Свидетель, погрустнев, помолчал, и потом добавил:

– Понимаете, он всегда побойчее меня был, и надо же такому случиться – умер раньше меня. Сердце. Он так воодушевленно говорил о творчестве, о новых планах, и знаете – большинство своих планов он осуществлял – писал картины. Он был очень творческим, он не мог без рисования. То есть он всю жизнь, вплоть до последнего дня, был очень последователен. Мне иногда казалось, что он моложе меня, хотя мы ровесники. Ясный ум он сохранял до последних дней: он шутил и на нашей последней личной встрече, и во время нашего последнего телефонного разговора.



– Спасибо, Николай Викентьевич.
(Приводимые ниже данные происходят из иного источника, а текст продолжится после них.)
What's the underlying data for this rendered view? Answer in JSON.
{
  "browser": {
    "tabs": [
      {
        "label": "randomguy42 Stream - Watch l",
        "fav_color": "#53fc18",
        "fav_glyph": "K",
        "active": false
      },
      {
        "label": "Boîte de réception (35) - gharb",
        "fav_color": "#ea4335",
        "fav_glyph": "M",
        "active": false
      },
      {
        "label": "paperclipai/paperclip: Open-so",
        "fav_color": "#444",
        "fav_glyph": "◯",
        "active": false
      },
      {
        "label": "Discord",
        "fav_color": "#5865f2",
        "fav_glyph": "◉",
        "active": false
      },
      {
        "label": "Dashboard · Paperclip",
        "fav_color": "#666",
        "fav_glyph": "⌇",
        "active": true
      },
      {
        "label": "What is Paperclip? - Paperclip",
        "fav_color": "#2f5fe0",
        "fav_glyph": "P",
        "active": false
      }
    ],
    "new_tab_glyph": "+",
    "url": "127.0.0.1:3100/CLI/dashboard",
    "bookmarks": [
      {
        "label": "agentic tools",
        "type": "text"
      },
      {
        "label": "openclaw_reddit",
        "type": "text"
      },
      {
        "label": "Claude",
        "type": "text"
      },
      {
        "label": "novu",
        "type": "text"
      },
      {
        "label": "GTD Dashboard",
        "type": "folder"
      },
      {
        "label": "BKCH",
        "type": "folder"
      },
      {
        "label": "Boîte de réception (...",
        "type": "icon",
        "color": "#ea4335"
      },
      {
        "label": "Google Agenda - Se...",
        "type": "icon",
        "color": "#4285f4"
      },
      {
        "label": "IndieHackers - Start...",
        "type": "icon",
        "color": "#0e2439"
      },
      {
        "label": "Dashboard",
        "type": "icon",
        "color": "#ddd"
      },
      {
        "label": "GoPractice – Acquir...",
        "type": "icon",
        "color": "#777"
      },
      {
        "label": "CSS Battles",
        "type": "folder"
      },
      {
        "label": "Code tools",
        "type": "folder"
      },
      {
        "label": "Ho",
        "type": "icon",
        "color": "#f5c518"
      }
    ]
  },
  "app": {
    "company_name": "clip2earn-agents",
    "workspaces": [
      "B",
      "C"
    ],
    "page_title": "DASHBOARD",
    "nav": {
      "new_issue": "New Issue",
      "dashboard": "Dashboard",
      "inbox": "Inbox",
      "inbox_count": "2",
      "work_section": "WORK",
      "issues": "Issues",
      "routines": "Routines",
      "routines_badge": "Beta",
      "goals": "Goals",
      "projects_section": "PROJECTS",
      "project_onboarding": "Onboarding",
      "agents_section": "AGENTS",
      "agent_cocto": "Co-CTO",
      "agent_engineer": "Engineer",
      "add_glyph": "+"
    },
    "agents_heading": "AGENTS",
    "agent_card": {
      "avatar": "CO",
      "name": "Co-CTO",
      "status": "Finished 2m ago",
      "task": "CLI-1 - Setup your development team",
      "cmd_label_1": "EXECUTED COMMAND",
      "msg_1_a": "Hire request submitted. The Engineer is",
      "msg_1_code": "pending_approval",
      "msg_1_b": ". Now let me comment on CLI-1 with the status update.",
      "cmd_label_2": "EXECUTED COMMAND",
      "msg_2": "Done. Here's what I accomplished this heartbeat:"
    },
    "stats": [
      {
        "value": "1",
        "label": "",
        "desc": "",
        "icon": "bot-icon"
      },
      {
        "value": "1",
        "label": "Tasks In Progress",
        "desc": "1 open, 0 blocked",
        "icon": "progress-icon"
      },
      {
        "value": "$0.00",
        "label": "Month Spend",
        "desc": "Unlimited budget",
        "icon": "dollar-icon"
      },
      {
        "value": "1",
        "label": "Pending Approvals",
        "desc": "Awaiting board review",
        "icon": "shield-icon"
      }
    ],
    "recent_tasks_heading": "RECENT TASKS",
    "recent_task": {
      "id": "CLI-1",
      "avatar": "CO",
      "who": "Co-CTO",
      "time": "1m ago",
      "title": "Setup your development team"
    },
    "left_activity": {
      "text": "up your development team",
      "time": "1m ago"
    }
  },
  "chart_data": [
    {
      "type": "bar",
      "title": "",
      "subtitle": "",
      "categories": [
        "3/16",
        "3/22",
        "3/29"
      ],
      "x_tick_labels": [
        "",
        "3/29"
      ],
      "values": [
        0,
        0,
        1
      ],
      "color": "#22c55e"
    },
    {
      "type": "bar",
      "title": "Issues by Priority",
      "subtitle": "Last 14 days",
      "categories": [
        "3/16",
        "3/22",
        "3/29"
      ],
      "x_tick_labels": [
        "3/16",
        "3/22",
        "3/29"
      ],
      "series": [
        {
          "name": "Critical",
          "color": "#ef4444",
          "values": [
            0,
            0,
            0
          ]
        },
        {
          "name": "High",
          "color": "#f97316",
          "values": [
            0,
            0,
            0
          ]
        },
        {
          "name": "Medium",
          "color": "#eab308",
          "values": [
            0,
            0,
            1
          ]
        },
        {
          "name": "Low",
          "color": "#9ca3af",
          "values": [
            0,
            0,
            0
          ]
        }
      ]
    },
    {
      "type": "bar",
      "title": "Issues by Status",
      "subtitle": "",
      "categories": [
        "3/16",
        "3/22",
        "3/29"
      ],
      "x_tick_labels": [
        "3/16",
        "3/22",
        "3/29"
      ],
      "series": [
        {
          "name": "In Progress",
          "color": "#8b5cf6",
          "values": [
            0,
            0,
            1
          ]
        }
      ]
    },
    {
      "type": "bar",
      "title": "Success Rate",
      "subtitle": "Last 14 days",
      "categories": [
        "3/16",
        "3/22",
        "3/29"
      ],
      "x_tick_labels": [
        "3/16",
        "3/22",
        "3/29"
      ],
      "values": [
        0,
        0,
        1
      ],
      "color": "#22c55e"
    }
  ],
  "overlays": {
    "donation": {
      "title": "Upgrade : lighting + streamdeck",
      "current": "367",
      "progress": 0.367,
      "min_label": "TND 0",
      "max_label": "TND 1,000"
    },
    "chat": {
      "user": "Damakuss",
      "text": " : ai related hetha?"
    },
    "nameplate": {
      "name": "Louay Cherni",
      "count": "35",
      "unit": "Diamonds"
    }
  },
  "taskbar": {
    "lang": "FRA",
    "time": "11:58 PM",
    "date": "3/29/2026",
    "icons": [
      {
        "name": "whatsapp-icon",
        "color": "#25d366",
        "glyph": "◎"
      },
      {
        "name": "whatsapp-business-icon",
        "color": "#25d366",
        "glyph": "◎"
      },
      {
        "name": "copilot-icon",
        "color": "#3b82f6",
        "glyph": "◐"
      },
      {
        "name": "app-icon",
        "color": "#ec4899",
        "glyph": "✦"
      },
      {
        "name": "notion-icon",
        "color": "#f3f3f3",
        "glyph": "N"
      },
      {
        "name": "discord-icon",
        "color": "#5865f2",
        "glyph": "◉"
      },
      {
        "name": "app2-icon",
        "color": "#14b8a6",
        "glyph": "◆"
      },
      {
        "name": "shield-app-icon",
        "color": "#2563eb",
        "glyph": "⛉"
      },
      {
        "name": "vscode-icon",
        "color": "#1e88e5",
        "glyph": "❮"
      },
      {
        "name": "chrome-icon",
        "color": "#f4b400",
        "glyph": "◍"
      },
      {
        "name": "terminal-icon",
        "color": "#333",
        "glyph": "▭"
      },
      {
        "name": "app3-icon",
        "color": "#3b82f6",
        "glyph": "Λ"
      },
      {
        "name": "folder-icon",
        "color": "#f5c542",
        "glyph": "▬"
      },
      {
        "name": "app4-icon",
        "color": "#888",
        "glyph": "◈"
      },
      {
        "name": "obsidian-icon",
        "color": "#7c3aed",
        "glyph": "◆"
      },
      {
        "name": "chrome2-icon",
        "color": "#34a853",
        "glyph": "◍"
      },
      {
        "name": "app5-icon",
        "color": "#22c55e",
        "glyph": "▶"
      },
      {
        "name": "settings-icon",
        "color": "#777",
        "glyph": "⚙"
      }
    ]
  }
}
У сторон есть вопросы? – спросила судья.

Вопросов не было.

– Спасибо, Николай Викентьевич, вы можете идти.

– Уважаемый суд, – встал со своего места Виктор, – разрешите заявить ходатайство о приобщении к материалам дела каталога работ Константина Никифоровича Дубравина, переданных им год назад Союзу художников Москвы. В отношении каждой работы указан год, и очевидно, что Константин Никифорович творил все годы своей жизни, без перерывов.

– Ясно, хорошо, – сказала судья. – У другой стороны есть возражения?

– Возражаем категорически! То, что завещатель малевал до смерти, еще не значит, что он был нормальным! Ван Гог вон тоже до смерти кисточкой орудовал, и что? Шизофреником и помер!!!

Строгий взгляд судьи пресек этот поток вопиюще-наглого бескультурья.

По другой стороне было видно, что они и рады бы возразить что-то по существу – да нечего.

– Суд на месте определил: ходатайство стороны ответчика удовлетворить, документ приобщить к материалам дела, оценку доказательствам дать при вынесении решения.

Следующей была свидетельница со стороны истицы. Выглядела она скромнее, чем первая свидетельница (хотя вполне уместно будет сказать – она выглядела просто приличнее).

Но это впечатление держалось лишь до тех пор, пока она не начала давать показания, потому что говорила она довольно развязно, как-то неаккуратно, что ли.

– Я являюсь подругой Карины. С дядей, Никифором Константиновичем, у нее были прекрасные отношения. Он ездил к ней в гости, и она ездила к нему в гости. И несколько раз я ездила к нему вместе с Кариной. Вел он себя просто безобразно: плохо держал ложку, разливал суп, говорил иногда бессвязно, котлетами в нас бросался. Иногда он меня принимал за Карину, иногда спрашивал у своейной бабы: «А кто эти девки?». А однажды, когда никто не видел, даже щипать Карину начал и предлагать картины его посмотреть. Но мы же тут все понимаем, о каких картинах шла речь?

Свидетельница обвела присутствующих уверенным взором – мол, как я тут режу правду всем в глаза.

– Сколько раз вы вместе с Кариной были у ее дяди?

– Нууу, не помню точно, но я была у него за четыре месяца до его смерти и за полгода. Точно помню, что видела его таким за несколько дней до завещания.

Дарья Григорьевна тихо сказала Виктору:

– Это все ложь! Эту женщину я никогда не видела, и Карина не была у нас лет уже семь или даже восемь.

– Сейчас мы докажем, что она лжет, – так же тихо ответил ей Виктор.

– Уважаемый суд, – спросил он, – можно перейти к вопросам свидетельнице?

– У стороны истицы нет вопросов? – спросила судья у тех двух юристов.

Они промолчали.

– Да, переходите, – сказала судья Виктору.

Он достал какие-то бумаги и спросил свидетельницу:

– Скажите, вы можете описать квартиру, в которую приезжали?

– Нууу, как входишь в дверь из подъезда, сразу там есть прихожая.

– Таак, – подбодрил свидетельницу Виктор.

– Ну и там налево кухня, рядом с нею – комната, и за нею – еще одна комната, все на одну сторону.